The global economic crisis poses a massive threat to the stability of the public healthcare ans social systems and to general access to healthcare services, warn leading experts speaking about this year’s key theme of “Financial Crisis and Health Policy” at the European Health Forum Gastein (30 September to 3 October 2009), the leading health policy event in the European Union.

Empty government coffers reduce the possibility and willingness for government support of the healthcare system; declining economic output and rising unemployment in turn lead to a decline in contributions to the health insurance schemes. The problem is also intensified by the fact that the economic crisis also encourages unhealthy behavioural patterns – poor nutritional habits, smoking, alcohol, less movement. As a whole, the consequences for socially weak groups are substantially more serious and the health differences between population groups are becoming considerably greater.

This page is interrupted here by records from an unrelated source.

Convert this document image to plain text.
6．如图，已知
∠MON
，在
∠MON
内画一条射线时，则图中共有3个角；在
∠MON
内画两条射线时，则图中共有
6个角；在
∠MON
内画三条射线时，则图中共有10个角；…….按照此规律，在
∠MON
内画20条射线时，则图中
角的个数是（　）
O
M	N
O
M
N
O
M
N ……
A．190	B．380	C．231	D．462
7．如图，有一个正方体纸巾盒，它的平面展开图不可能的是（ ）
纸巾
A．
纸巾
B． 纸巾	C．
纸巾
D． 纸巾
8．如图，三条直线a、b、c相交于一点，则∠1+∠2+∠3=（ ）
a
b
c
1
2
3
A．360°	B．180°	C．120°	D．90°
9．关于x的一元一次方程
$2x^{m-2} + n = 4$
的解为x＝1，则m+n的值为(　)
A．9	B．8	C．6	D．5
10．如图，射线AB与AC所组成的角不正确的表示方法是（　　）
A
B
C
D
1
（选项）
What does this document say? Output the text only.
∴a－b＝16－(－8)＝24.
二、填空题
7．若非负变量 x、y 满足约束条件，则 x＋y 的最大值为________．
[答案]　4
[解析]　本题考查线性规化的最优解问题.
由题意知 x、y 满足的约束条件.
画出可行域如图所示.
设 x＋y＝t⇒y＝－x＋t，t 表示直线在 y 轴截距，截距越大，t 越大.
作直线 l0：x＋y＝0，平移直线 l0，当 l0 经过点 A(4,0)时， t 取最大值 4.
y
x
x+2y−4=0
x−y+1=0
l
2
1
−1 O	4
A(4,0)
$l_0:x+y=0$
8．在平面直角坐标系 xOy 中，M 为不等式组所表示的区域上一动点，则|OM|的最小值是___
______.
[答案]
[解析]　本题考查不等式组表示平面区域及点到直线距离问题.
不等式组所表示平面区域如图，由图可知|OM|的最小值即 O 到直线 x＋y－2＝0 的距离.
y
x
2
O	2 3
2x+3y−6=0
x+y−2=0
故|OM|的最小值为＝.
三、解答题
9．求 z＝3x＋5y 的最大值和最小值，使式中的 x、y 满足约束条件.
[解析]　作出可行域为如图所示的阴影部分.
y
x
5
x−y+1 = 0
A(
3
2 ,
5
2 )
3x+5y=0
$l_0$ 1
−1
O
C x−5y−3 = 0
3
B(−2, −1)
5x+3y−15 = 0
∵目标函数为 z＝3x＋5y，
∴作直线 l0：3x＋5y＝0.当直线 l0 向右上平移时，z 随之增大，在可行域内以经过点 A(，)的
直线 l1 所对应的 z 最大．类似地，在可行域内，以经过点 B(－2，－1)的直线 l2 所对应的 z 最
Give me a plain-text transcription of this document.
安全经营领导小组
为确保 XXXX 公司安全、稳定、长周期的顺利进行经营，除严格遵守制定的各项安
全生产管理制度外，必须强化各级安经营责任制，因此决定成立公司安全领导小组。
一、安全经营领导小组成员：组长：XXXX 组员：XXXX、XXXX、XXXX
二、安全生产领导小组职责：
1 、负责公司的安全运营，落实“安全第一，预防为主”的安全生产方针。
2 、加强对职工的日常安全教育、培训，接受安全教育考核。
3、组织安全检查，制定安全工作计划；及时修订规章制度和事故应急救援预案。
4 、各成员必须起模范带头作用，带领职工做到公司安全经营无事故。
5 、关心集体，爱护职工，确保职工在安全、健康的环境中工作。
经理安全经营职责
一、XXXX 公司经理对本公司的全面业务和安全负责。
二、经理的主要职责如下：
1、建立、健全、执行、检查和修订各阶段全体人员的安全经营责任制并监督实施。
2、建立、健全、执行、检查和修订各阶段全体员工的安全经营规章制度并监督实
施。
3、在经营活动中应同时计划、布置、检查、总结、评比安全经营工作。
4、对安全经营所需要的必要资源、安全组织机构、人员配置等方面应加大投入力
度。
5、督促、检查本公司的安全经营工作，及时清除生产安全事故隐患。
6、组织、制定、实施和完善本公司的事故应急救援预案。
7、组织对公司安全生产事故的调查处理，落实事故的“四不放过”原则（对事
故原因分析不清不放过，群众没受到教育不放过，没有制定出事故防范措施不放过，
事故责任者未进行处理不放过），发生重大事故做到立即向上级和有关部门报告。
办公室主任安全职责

“The crisis is a serious threat to the healthcare system, but the negative consequences are not inevitable,” says Armin Fidler, the World Bank’s chief advisor on health issues. “The problem could be efficiently countered with specific measures in the scope of the various national economic stimulus programmes.” Experience from earlier crises shows that spending on general healthcare is considerably reduced during economic downturns and that afterward it takes a relatively long time before it reaches the former standard again. “Those who allow the crisis to reduce the standard of healthcare are getting into a long-term problem with potentially catastrophic consequences for the social situation,” Fidler says.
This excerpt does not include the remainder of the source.